Le Président de la République, Félix-Antoine Tshisekedi Tshilombo, a annoncé, ce vendredi 17 juillet 2026, l’organisation prochaine d’un dialogue national inclusif, apaisé et résolument républicain. Cette annonce est intervenue à l’issue d’une audience accordée aux représentants des principales confessions religieuses de la République démocratique du Congo (RDC), à la Cité de l’Union africaine, à Kinshasa.

Présentée comme une initiative destinée à consolider la cohésion nationale, cette concertation devra s’inscrire dans le strict respect des institutions de la République et de la Constitution. À travers cette démarche, le Chef de l’État entend favoriser un espace de dialogue susceptible de renforcer l’unité nationale et de conforter les fondements du vivre-ensemble.
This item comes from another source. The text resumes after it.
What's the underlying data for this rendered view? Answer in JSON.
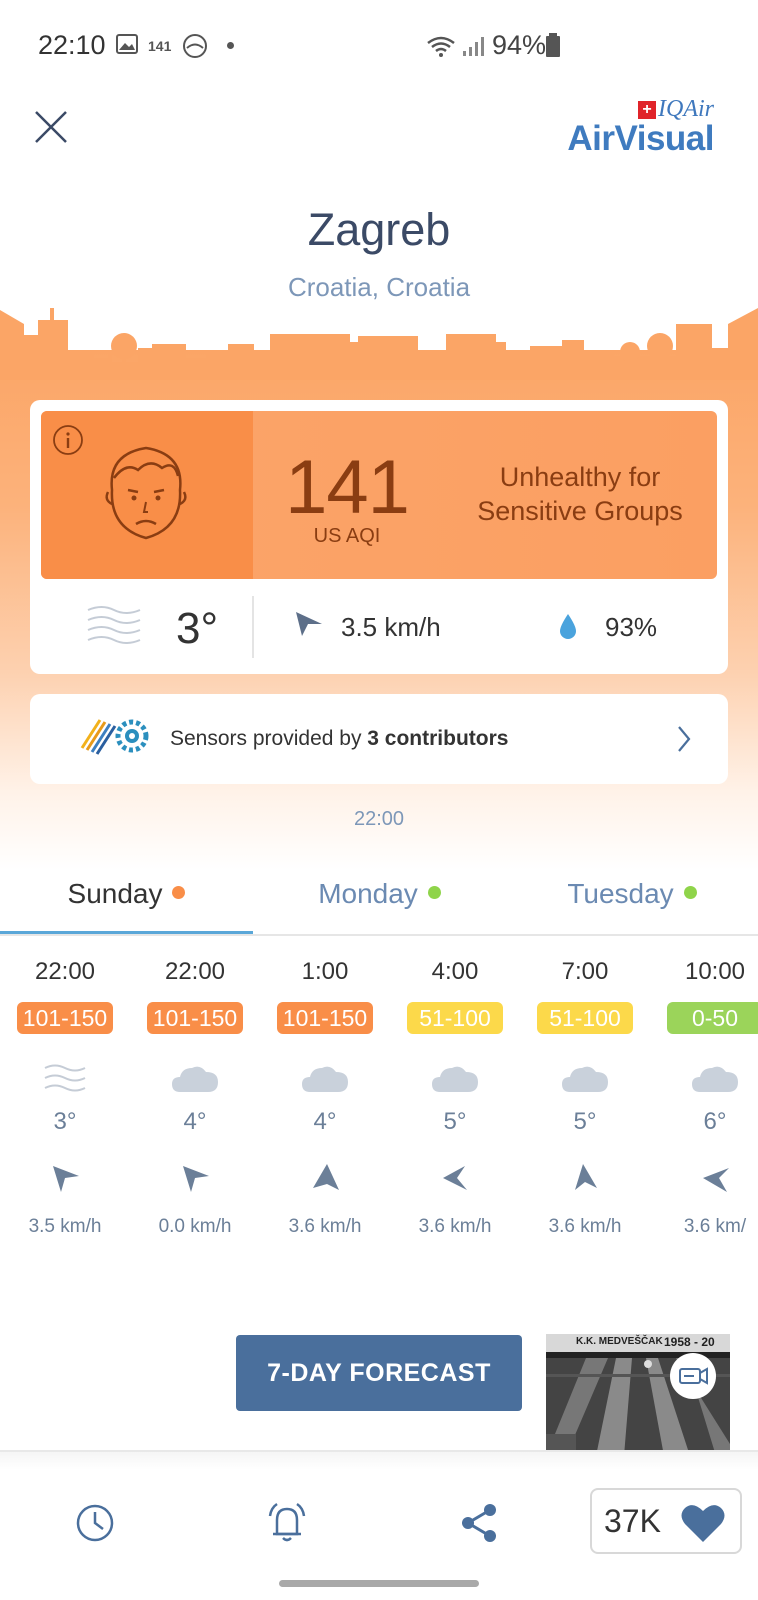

S’exprimant au nom de la délégation des responsables religieux, le cardinal Fridolin Ambongo a salué cette annonce, qu’il considère comme une avancée en faveur de la paix. « Nous nous réjouissons de cette annonce et exprimons notre gratitude au Chef de l’État », a-t-il déclaré, estimant que cette initiative prolonge les efforts entrepris pour promouvoir la cohésion nationale et préserver l’unité du pays.

La rencontre a réuni plusieurs figures des grandes confessions religieuses de la RDC, parmi lesquelles Mgr André Bokundoa, de l’Église du Christ au Congo (ECC), l’archevêque Ejiba Yamampia, de l’Église de Réveil du Congo (ERC), le cheikh Abdallah Mangala, représentant de la Communauté musulmane, Mgr Donatien Nshole, porte-parole de l’Église catholique, ainsi que le pasteur Éric Senga, porte-parole de l’ECC.
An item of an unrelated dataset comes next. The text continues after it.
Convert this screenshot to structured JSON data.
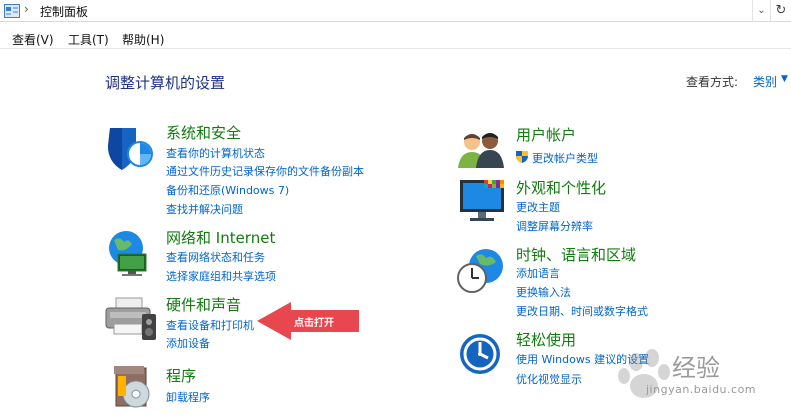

Au-delà de son caractère symbolique, cette audience traduit la volonté des autorités de placer les forces morales du pays au cœur d’une dynamique de concertation. Les confessions religieuses, régulièrement associées aux grandes séquences de la vie nationale, demeurent des acteurs influents dans les initiatives visant à promouvoir le dialogue, la paix sociale et le rapprochement des différentes composantes de la nation.

L’annonce présidentielle intervient dans un contexte où les appels en faveur d’un climat politique apaisé et d’une plus grande cohésion nationale se multiplient. Le futur dialogue est ainsi présenté comme un cadre de discussions appelé à privilégier l’écoute, la recherche du consensus et le respect de l’ordre constitutionnel.
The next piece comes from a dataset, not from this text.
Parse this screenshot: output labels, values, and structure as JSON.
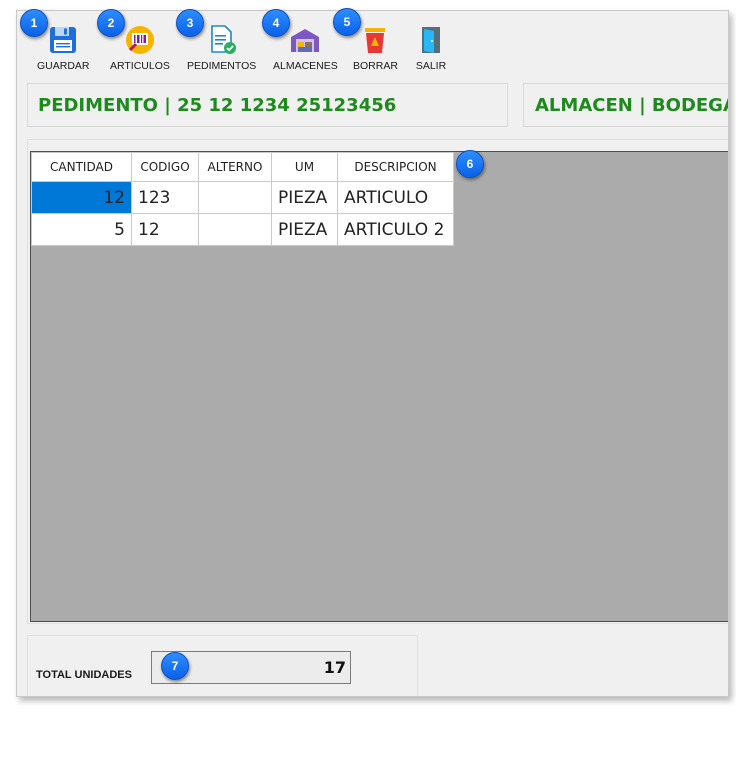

À ce stade, la Présidence de la République n’a communiqué ni le calendrier, ni les modalités d’organisation, ni la composition des participants à cette concertation. Ces éléments devraient être précisés dans les prochaines communications officielles, alors que l’initiative suscite déjà un intérêt particulier sur la scène politique et institutionnelle congolaise.